Alternatively, if I am incorrect in the foregoing analysis of the intention of rule 23.30, I am nevertheless of the view that it has not been violated. The alternative interpretation which the Arbitrator would choose is that rules 23.3 and 28.1 must be read together. In that context, the concept of "a proper investigation" would refer the reader to the provisions of rule 28, which then elaborate the circumstances in which investigatory steps are required, and the procedures and standards to be followed. When that approach is taken, a reading of the two rules together would confirm that the parties intended that the requirement of an investigation is appropriate in the circumstance of alleged culpable conduct which would be deserving of discipline or discharge. On that alternative reading of the collective agreement, I would likewise be compelled to conclude that there has been no violation of rule 23.30 by the Company, as the cause for the grievor's termination was not culpable or disciplinary.

[page 8]

The issue then becomes whether the administrative termination of the grievor was appropriate in the circumstances. Upon a careful review of the record the Arbitrator is not entirely persuaded by the Company's position. Mr. Santaguida is an employee of considerable service, having been employed for some fourteen years. With one exception there is, as the Union's representative argues, virtually no reference in the communications to Mr. Santaguida to the effect that his continued absenteeism could result in the termination of his employment. In the circumstances I consider it equitable to fashion a remedy which will, on the one hand, provide to the grievor an opportunity to demonstrate that he is capable of assiduous attendance at work while, on the other hand, fully protect the Company's interests in the event that he should not.

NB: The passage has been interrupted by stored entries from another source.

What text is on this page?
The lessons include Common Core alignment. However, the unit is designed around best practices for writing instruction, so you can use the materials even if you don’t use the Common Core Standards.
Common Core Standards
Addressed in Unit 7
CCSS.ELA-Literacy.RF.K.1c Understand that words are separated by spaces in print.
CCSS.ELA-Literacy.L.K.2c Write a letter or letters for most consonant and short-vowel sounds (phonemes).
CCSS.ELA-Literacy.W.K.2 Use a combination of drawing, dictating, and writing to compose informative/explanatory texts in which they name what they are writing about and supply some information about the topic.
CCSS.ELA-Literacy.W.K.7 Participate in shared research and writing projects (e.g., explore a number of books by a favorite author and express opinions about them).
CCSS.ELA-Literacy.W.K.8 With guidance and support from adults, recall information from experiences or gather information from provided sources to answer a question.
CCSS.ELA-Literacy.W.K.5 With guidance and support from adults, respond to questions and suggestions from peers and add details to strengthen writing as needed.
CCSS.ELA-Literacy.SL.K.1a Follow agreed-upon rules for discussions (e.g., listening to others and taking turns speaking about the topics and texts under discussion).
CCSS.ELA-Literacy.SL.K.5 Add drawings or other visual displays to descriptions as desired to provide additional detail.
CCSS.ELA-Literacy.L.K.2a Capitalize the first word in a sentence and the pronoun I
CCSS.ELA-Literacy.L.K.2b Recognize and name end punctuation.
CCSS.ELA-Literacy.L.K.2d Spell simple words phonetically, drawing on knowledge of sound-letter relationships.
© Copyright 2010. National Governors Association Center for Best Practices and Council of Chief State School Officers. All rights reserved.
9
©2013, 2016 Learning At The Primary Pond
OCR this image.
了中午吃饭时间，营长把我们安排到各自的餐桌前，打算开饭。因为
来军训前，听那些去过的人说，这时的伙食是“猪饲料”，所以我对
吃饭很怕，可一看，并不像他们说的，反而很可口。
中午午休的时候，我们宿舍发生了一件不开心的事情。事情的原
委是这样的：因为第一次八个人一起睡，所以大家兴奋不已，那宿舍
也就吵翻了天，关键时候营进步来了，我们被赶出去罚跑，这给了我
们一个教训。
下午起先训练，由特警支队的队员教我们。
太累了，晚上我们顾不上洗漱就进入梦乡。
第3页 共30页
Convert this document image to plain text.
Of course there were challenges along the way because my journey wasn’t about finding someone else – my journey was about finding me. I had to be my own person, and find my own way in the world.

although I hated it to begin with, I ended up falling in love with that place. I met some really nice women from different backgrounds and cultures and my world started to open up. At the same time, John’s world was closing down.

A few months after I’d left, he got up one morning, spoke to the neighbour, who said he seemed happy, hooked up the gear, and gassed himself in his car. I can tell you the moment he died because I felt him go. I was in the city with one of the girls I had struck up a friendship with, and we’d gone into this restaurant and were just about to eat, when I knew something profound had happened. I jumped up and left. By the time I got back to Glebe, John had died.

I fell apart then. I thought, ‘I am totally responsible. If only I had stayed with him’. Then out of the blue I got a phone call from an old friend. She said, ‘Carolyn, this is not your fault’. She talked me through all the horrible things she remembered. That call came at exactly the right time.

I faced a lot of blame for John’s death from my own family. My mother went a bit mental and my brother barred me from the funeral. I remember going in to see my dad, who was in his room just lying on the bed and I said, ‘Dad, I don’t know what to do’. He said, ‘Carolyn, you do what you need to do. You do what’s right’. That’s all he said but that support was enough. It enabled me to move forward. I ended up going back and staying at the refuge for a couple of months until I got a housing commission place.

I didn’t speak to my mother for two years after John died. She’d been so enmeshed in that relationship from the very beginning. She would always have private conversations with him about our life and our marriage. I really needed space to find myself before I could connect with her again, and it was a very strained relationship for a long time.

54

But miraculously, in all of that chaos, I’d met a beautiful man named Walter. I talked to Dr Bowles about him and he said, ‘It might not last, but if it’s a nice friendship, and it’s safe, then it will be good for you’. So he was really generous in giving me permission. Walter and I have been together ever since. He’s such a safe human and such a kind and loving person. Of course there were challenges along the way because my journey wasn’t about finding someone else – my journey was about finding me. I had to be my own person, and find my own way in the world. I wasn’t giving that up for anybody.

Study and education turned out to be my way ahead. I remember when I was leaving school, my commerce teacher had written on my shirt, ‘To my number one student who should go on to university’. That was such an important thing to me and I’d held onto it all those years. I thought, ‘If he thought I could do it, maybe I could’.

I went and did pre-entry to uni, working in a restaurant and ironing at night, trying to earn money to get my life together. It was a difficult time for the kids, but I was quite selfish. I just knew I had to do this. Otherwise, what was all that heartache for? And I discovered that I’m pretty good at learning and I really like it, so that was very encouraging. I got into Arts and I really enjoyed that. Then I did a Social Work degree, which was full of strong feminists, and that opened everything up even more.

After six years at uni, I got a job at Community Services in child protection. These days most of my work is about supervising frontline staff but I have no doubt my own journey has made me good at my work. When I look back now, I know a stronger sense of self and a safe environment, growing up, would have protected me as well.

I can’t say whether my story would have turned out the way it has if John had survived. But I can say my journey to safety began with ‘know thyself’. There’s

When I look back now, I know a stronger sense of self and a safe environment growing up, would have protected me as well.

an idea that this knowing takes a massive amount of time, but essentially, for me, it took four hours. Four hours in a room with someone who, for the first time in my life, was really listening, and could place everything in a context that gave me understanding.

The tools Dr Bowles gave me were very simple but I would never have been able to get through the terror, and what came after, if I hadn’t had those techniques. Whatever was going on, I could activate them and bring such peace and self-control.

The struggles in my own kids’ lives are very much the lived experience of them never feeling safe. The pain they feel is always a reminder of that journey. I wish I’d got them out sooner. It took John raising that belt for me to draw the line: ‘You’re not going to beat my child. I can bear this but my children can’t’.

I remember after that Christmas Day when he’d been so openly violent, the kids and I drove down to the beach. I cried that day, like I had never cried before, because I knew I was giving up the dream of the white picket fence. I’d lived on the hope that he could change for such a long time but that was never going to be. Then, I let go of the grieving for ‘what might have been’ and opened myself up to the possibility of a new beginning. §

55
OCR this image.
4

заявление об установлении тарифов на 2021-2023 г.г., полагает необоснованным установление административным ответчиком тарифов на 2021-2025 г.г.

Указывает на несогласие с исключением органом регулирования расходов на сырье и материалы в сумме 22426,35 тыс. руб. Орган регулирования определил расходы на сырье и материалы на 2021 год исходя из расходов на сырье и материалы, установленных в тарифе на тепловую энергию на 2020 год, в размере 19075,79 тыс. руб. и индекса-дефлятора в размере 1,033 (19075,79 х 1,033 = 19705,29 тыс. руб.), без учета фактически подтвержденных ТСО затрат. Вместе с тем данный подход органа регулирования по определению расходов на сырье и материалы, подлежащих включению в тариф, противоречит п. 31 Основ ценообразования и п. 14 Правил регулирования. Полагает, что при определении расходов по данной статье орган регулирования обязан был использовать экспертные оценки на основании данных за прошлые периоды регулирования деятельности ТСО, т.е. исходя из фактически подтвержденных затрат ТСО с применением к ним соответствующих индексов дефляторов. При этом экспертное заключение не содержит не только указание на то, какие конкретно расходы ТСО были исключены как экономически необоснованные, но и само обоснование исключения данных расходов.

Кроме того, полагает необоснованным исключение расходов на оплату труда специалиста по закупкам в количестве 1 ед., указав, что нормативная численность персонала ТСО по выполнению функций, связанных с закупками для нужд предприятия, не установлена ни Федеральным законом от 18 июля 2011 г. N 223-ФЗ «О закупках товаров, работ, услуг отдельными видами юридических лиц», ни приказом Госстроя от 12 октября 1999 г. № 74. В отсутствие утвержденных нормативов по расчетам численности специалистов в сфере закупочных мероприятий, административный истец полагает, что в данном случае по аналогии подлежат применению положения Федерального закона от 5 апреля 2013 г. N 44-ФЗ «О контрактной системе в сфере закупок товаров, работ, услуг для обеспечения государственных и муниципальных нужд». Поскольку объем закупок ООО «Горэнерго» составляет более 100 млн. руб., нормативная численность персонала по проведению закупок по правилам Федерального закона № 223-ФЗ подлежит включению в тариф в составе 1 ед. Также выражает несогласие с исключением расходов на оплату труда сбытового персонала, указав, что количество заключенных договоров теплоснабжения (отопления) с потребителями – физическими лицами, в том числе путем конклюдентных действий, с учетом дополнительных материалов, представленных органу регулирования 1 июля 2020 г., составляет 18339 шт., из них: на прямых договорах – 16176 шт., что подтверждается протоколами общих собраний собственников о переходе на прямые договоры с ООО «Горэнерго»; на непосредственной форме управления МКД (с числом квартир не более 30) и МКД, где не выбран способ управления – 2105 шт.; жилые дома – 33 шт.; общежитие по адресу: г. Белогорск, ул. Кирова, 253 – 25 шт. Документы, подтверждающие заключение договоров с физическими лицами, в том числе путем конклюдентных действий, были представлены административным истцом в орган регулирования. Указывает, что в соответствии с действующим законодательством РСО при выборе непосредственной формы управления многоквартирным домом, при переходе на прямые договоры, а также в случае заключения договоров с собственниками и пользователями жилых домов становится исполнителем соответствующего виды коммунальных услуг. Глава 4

The grievance is therefore allowed, in part. The Arbitrator directs that the grievor be reinstated into his employment, without loss of seniority, and without compensation, subject to accepting the following condition. Should Mr. Santaguida record a rate of absenteeism in excess of the average for employees in his classification at Hamilton, in any three month period during the two years following his reinstatement, he shall be subject to discharge. Such discharge shall be without recourse to arbitration save to resolve any dispute with respect to computing the rates of absenteeism involved.

The Arbitrator retains jurisdiction in the event of any dispute between the parties with respect to the interpretation or implementation of this award.

Dated at Toronto this 10th day of March,1997.